“Then go and write another column.”

This was written in turn, and after it was done Forbes, still rather indignant about his previous ill-successes with the press, and not being blessed with Henty’s way of dealing with all sorts and conditions of men, took offence at some words spoken by Sir John, which roused his acerbity and resulted in his being highly offended and leaving the manager’s room in dudgeon. The Daily News “chief” was taken by surprise at the way in which the hot-blooded Scot had quitted him, and, hurrying down the stairs out into Bouverie Street, he overtook the angry ex-dragoon in Fleet Street. Having thus captured him and brought him back to his own room, he explained to him laughingly that he wanted him to go on writing until he had exhausted his information, and then he was to go off back immediately to the front as the representative of the Daily News, with full munitions, and to send over at his discretion all information that he could collect concerning the war.

This was a strange commencement of the important career of one who in the opinion of journalists began at once to make a brilliant name for himself, for this, Forbes’s first literary coup, placed him at one stride in the same rank as William Howard Russell of the Times, the well-known author of My Diary in India. The opinion of the journalistic world was directly endorsed by the British public, who proved it by sending up the circulation of the Daily News to a wonderful extent throughout the war; and this lasted until the day when, passing by the Daily News publishing office in Fleet Street, the writer saw posted up Forbes’s terse telegrams announcing to an astonished world the utter defeat of the French. The rest is familiar history.

Henty states that a good seat upon a horse is one of the valuable qualifications for a war correspondent, for it may come to pass that when at great risk and effort the gleaner of intelligence has obtained his requisite information by following the vicissitudes of the campaign wheresoever the battle rages, he may find himself perhaps thirty or forty miles away from the nearest telegraph station. There is nothing to be done in such a case but for the correspondent to write his valuable despatch as crisply and as carefully as possible, and then ride away at full speed so as to get the message at the earliest moment upon the wires. This task accomplished, he must, after a brief rest, mount once more and return to the front.

Later, it was in this way that, during the Zulu War, Forbes was the first to send home an account of the Battle of Ulundi, bearing with him, so trusted was he, some of the general’s despatches as well as his own report. Where, however, the telegraphic facilities are not within reach, it is necessary for the correspondent to entrust the report he has written to the official post-bag, for he dare not absent himself long from the front, not knowing what events of importance may happen while he is away.

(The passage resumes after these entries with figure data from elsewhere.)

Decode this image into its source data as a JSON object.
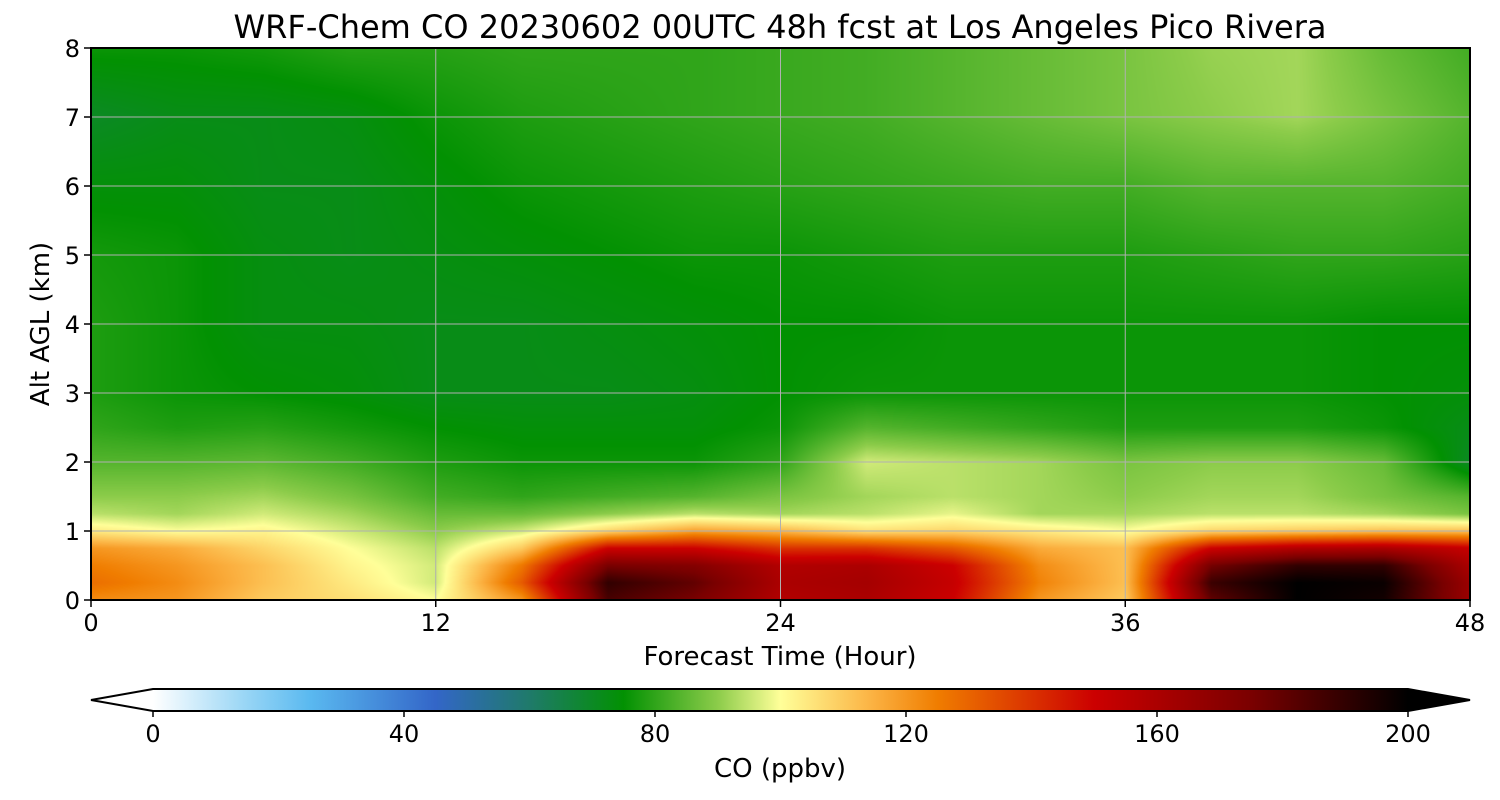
{
  "chart_data": {
    "type": "heatmap",
    "title": "WRF-Chem CO  20230602 00UTC 48h fcst at Los Angeles Pico Rivera",
    "xlabel": "Forecast Time (Hour)",
    "ylabel": "Alt AGL (km)",
    "xlim": [
      0,
      48
    ],
    "ylim": [
      0,
      8
    ],
    "x_ticks": [
      "0",
      "12",
      "24",
      "36",
      "48"
    ],
    "y_ticks": [
      "0",
      "1",
      "2",
      "3",
      "4",
      "5",
      "6",
      "7",
      "8"
    ],
    "grid": true,
    "x": [
      0,
      3,
      6,
      9,
      12,
      15,
      18,
      21,
      24,
      27,
      30,
      33,
      36,
      39,
      42,
      45,
      48
    ],
    "y": [
      0,
      0.25,
      0.5,
      0.75,
      1,
      1.25,
      1.5,
      2,
      2.5,
      3,
      4,
      5,
      6,
      7,
      8
    ],
    "z": [
      [
        122,
        120,
        110,
        106,
        100,
        120,
        185,
        175,
        158,
        160,
        150,
        120,
        110,
        180,
        200,
        196,
        165
      ],
      [
        128,
        122,
        112,
        104,
        96,
        132,
        190,
        180,
        160,
        162,
        152,
        124,
        112,
        188,
        200,
        198,
        165
      ],
      [
        125,
        120,
        112,
        102,
        96,
        126,
        175,
        172,
        158,
        160,
        150,
        122,
        112,
        176,
        190,
        190,
        160
      ],
      [
        120,
        116,
        108,
        100,
        94,
        110,
        150,
        150,
        140,
        140,
        132,
        116,
        112,
        150,
        158,
        160,
        152
      ],
      [
        104,
        100,
        102,
        96,
        90,
        96,
        108,
        118,
        114,
        106,
        108,
        104,
        100,
        108,
        110,
        112,
        112
      ],
      [
        94,
        92,
        96,
        92,
        86,
        86,
        90,
        94,
        92,
        94,
        98,
        92,
        92,
        94,
        94,
        92,
        88
      ],
      [
        90,
        90,
        92,
        88,
        82,
        80,
        82,
        84,
        88,
        92,
        94,
        92,
        90,
        92,
        92,
        88,
        84
      ],
      [
        84,
        84,
        85,
        82,
        78,
        76,
        76,
        76,
        80,
        96,
        94,
        92,
        88,
        90,
        90,
        86,
        70
      ],
      [
        80,
        78,
        79,
        77,
        75,
        74,
        74,
        74,
        76,
        84,
        82,
        80,
        78,
        78,
        78,
        76,
        72
      ],
      [
        78,
        76,
        75,
        74,
        72,
        72,
        72,
        73,
        75,
        76,
        76,
        76,
        76,
        76,
        76,
        75,
        74
      ],
      [
        78,
        76,
        73,
        73,
        72,
        72,
        73,
        74,
        75,
        75,
        76,
        76,
        76,
        76,
        76,
        75,
        75
      ],
      [
        77,
        76,
        73,
        72,
        73,
        74,
        75,
        76,
        76,
        77,
        78,
        78,
        78,
        79,
        80,
        80,
        79
      ],
      [
        74,
        74,
        72,
        72,
        74,
        76,
        77,
        78,
        79,
        80,
        81,
        82,
        82,
        84,
        84,
        84,
        82
      ],
      [
        70,
        72,
        72,
        73,
        76,
        78,
        79,
        80,
        81,
        82,
        84,
        86,
        88,
        90,
        92,
        88,
        84
      ],
      [
        76,
        76,
        77,
        79,
        79,
        80,
        80,
        80,
        81,
        82,
        84,
        86,
        88,
        91,
        92,
        86,
        82
      ]
    ],
    "colorbar": {
      "label": "CO  (ppbv)",
      "min": 0,
      "max": 200,
      "ticks": [
        "0",
        "40",
        "80",
        "120",
        "160",
        "200"
      ],
      "extend": "both",
      "stops": [
        {
          "v": 0,
          "c": "#ffffff"
        },
        {
          "v": 15,
          "c": "#97d5f5"
        },
        {
          "v": 25,
          "c": "#5ab9f0"
        },
        {
          "v": 45,
          "c": "#3366c8"
        },
        {
          "v": 60,
          "c": "#1f7a6a"
        },
        {
          "v": 75,
          "c": "#029102"
        },
        {
          "v": 90,
          "c": "#8ccc4a"
        },
        {
          "v": 100,
          "c": "#ffff99"
        },
        {
          "v": 115,
          "c": "#fbb040"
        },
        {
          "v": 125,
          "c": "#f07d00"
        },
        {
          "v": 150,
          "c": "#cc0000"
        },
        {
          "v": 175,
          "c": "#7a0000"
        },
        {
          "v": 200,
          "c": "#000000"
        }
      ]
    }
  }
}
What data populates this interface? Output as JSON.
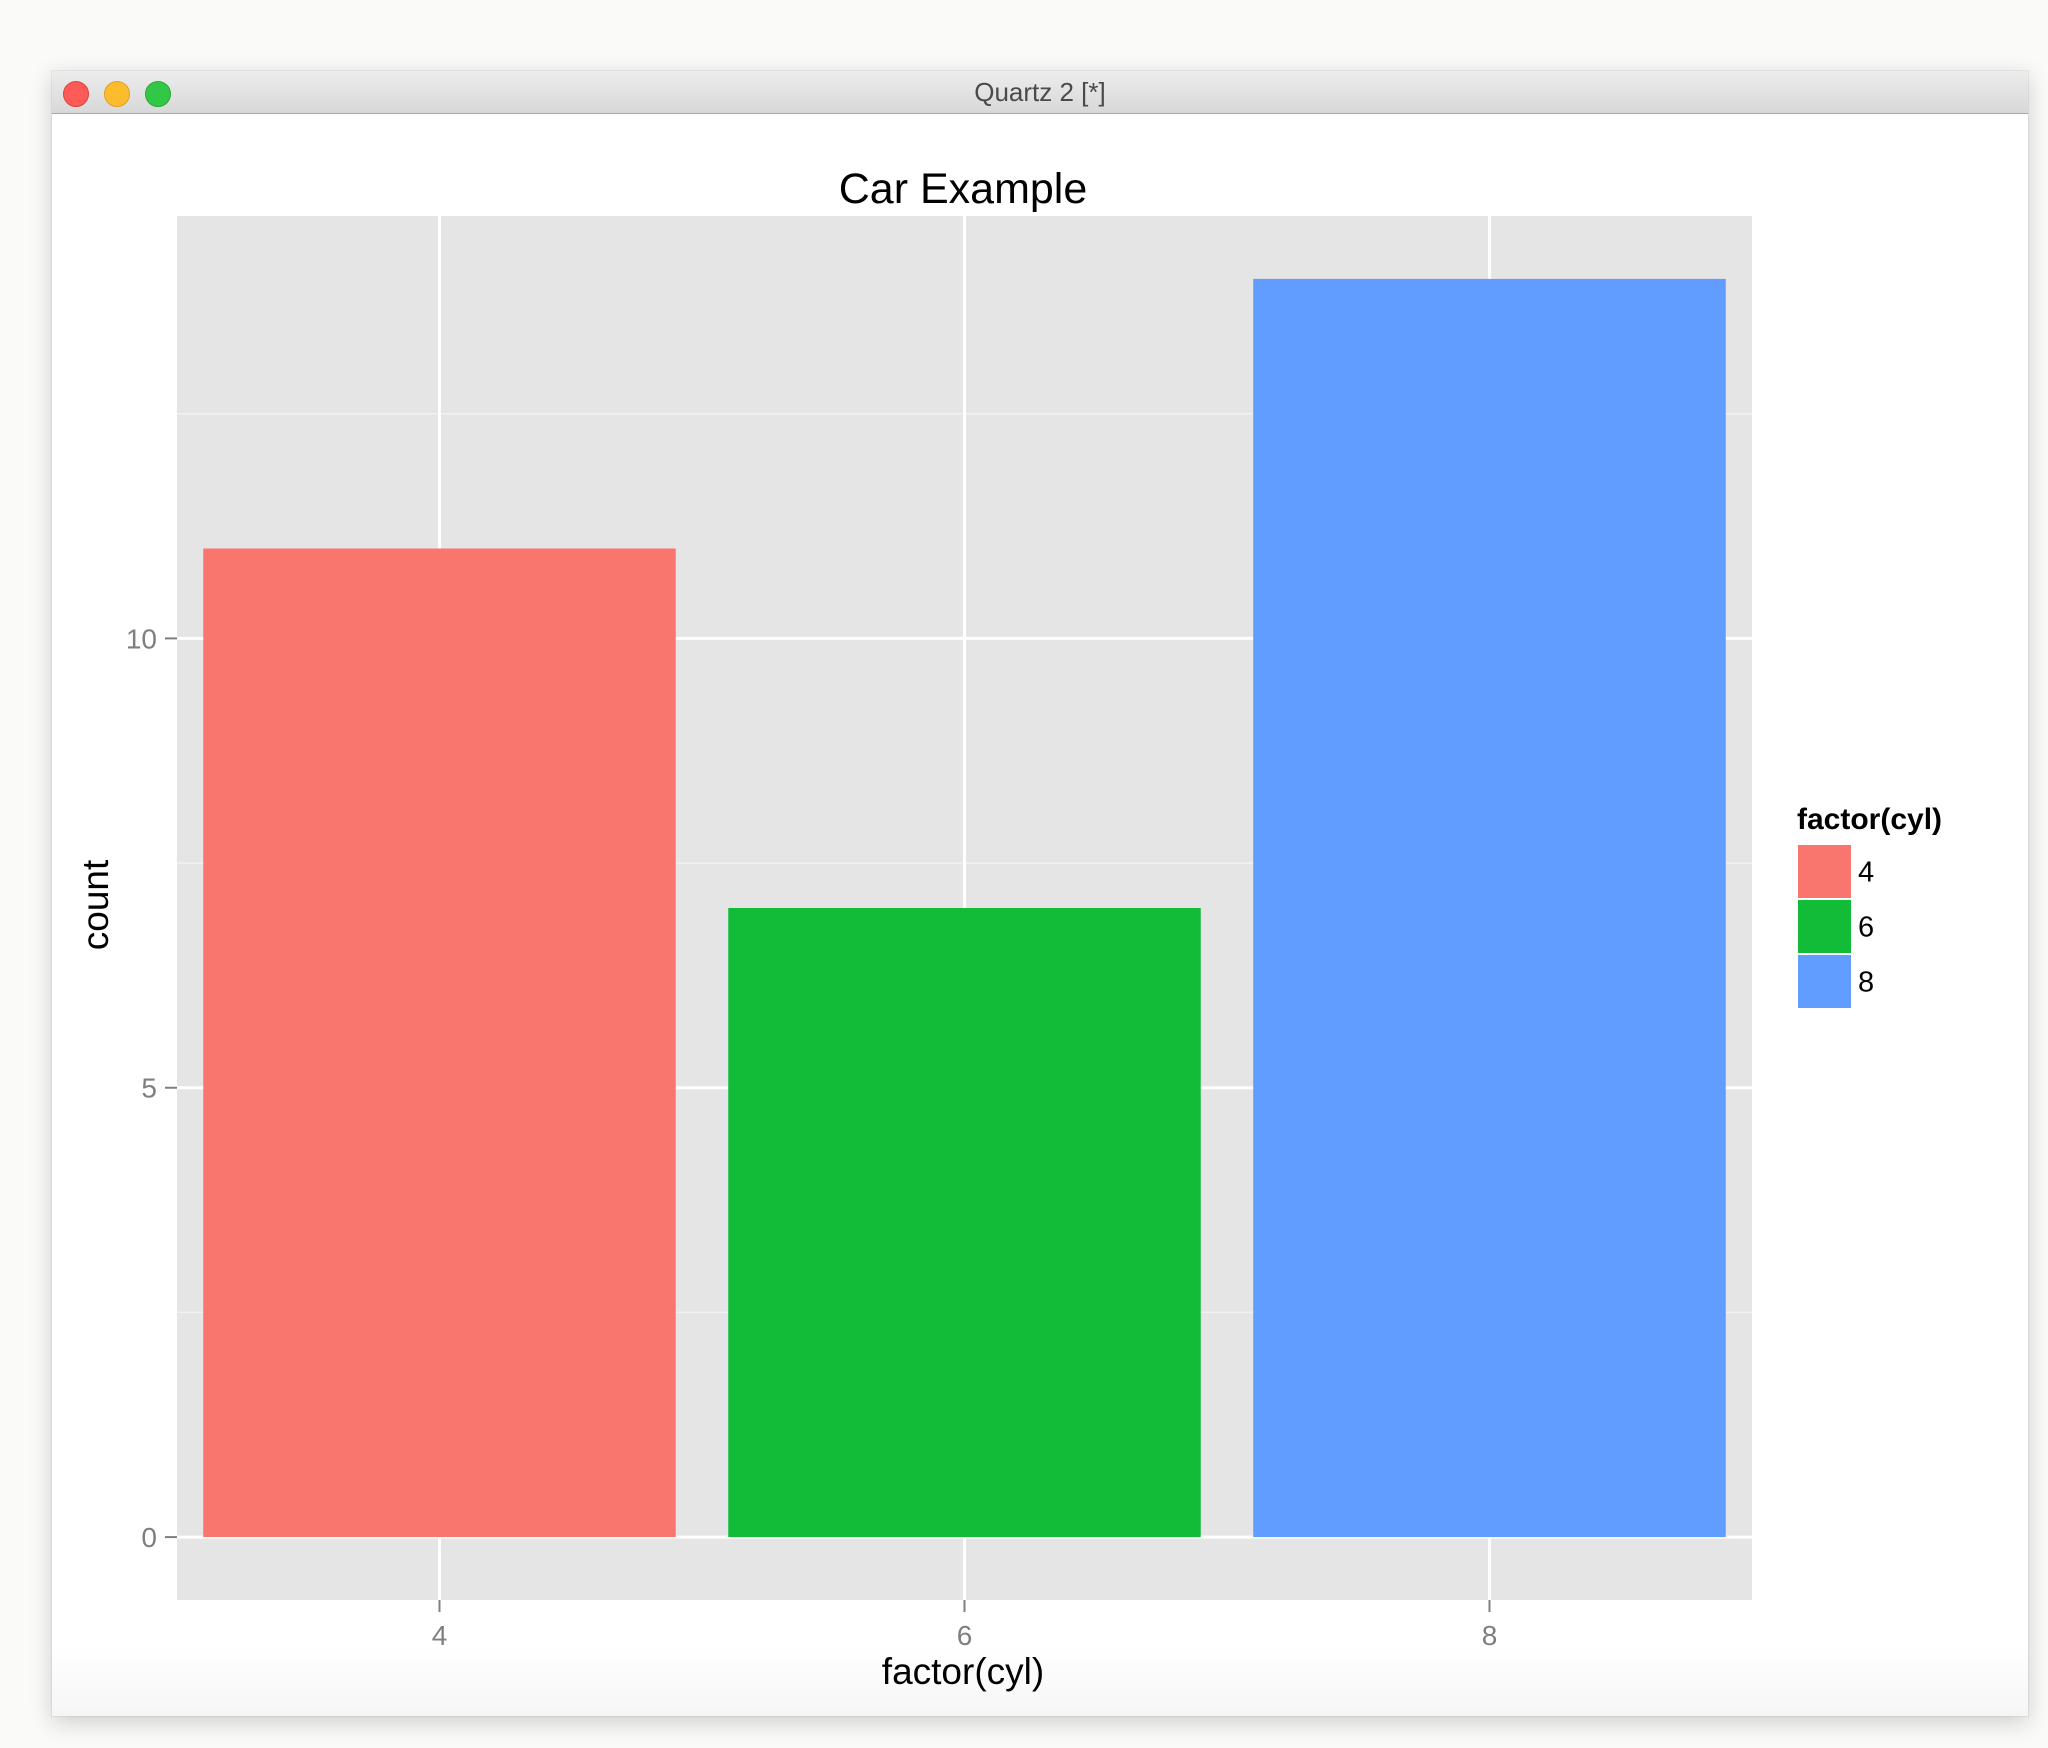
{
  "window": {
    "title": "Quartz 2 [*]"
  },
  "chart_data": {
    "type": "bar",
    "title": "Car Example",
    "xlabel": "factor(cyl)",
    "ylabel": "count",
    "categories": [
      "4",
      "6",
      "8"
    ],
    "values": [
      11,
      7,
      14
    ],
    "ylim": [
      -0.7,
      14.7
    ],
    "yticks": [
      0,
      5,
      10
    ],
    "grid": true,
    "colors": [
      "#F8766D",
      "#13BC38",
      "#619CFF"
    ],
    "panel_background": "#E5E5E5",
    "legend": {
      "title": "factor(cyl)",
      "placement": "right",
      "entries": [
        "4",
        "6",
        "8"
      ]
    }
  }
}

In the Franco-German war another correspondent, Beattie Kingston—polished gentleman, scholar, and able musician, who had been representing the Daily Telegraph in Vienna and elsewhere—was acting as correspondent with the German army; and of other war correspondents it remains to mention the familiar names of Bennett Burleigh and E.F. Knight, the latter of whom distinguished himself by writing the brilliant little account of The Cruise of the “Falcon”, which reads as graphically as if it had come from the pen of Defoe. After Knight had taken up the risky duties of reporting wars, and had been sent to the Pamir to report our little frontier engagement with the restless mountain tribes, he did something more than go to the front, for in one of the engagements he was with a little column whose officers were all shot down, and with the splendid energy and pluck of the fighting penman he dashed into the fighting line, took the place of the fallen leader, and led the men to success.

This struggle—not his own special fight, for he is too simple and modest a man to play the part of Plautus’s braggart captain—he recorded in his work, Where Three Empires Meet. Later, when journalism claimed him again to be the war correspondent and he went out to the Boer War, news came to the little club of which he is one of the most popular members, that he was with the advancing line of the 42nd Highlanders at Magersfontein and had been shot down. He lay with the rest of the unfortunates of that saddening day, trusting for first aid to one of the sergeants of the regiment who knelt down to bandage his shattered arm, panting with excitement to be off the while.

Another sufferer this in the great cause of gathering the freshest news, for E.F. Knight paid dearly for his well-earned fame. He was sent down with another wounded man picked out from about forty hopeless cases, “just to give me a chance,” and though he suffered the complete loss of an arm, he finally recovered, thanks to Sir Frederick Treves. After this he studied and practised the art of writing quickly and clearly with his left hand, and from the Far East sent graphic reports of the Russo-Japanese War. That is the kind of stuff of which George Henty’s friends and companions were made.